Toxic Sactown

Around this time of year, Bites always looks forward to opening a new batch of Toxic Release Inventory reports from the U.S. Environmental Protection Agency, and learning about all the hazardous chemicals that industrial polluters pump into the environment. Yep, just one of those little things that makes the season so magical.

The latest TRI reports cover the year 2009—you’re always getting a snapshot of pollution that happened more than a year ago. Still, the data are incredibly detailed, and you can do your own investigating at www.epa.gov/triexplorer, where you can look up polluters by ZIP code, county or state.

In Sacramento, Chevron and ConocoPhillips, two refining facilities near the west end of Broadway, both released about a 1,000 pounds each of toxic mystery meal to the environment—a combination of benzene, toluene and n-hexane. All nasty as hell, especially the benzene, which over the long term can cause leukemia, and at high levels can cause irregular heartbeats, tremors and/or death. Still, the lower levels of pollution from these two facilities is considered completely legal.

The most popular toxic chemicals in the region are ammonia and styrene. The Sierra Pacific Industries wood-processing plant in Lincoln released more than 20,000 pounds of ammonia into the environment. Grafil, a carbon fiber maker, also released 17,480 pounds of ammonia into the environment, along with 1,181 pounds of hydrogen cyanide. The later chemical was reportedly used by Saddam Hussein against the Kurds in northern Iraq in the late 1980s—though we assume at higher concentrations than are occurring at Grafil’s Fruitridge Road facility.

D&T Fiberglass released 16,486 pounds of styrene into the air. Styrene is only a suspected carcinogen, and is also associated with kidney and respiratory disease.

Props to Blue Diamond for using just 6,091 pounds of propylene oxide—a suspected human carcinogen that the company uses as a fumigant on its almonds at its processing plant on C Street. The same facility used 7,700 pounds of the stuff in 2008, and more than 10,000 pounds of it in 2007.

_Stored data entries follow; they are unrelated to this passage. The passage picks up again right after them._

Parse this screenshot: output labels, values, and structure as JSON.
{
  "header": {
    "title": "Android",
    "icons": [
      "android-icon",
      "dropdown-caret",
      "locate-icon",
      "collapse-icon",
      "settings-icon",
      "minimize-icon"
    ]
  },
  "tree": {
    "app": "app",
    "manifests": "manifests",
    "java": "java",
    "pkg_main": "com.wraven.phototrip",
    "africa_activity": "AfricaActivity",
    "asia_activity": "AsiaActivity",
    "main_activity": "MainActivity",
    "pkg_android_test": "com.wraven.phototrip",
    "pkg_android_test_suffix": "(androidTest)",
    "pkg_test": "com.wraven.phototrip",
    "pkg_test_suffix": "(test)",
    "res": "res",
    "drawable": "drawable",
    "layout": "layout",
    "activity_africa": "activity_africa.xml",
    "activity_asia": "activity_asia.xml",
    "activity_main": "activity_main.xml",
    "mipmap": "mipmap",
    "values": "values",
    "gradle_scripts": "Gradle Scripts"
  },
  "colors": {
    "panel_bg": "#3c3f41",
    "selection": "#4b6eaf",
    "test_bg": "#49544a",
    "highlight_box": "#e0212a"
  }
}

Much of the poisonous crud generated in the region is shipped off to licensed chemical-management facilities—often in rural, out-of-the-way parts of the state.

For example, Procter & Gamble reports that it shipped 216,000 pounds each of chromium compounds and copper compounds to a toxic-waste facility. The output of these compounds has been steadily increasing at P&G’s facility over the last few years.

In the past, Bites has looked at these numbers and thought of such “off-site” disposal as being fairly benign.

The people who live in Kettleman City may see it differently. This rural, mostly Spanish-speaking community near community about halfway between here and Los Angeles on Interstate 5 is home of Chemical Waste Management, the largest toxic-waste dump in the Western United States.

The small town, just about 1,500 people, has reported a troubling cluster of birth defects, including cleft palates and heart problems over the last three years.

A state investigation recently ruled out any connection between the toxic-waste facility and the deformities, but the U.S. EPA just fined the company $300,000 for failing to properly manage cancer-causing polychlorinated biphenyls.

No word on whether this will affect the company’s controversial bid to expand. After all, even in this down economy, factories in Sacramento and around the state keep churning out more toxic waste.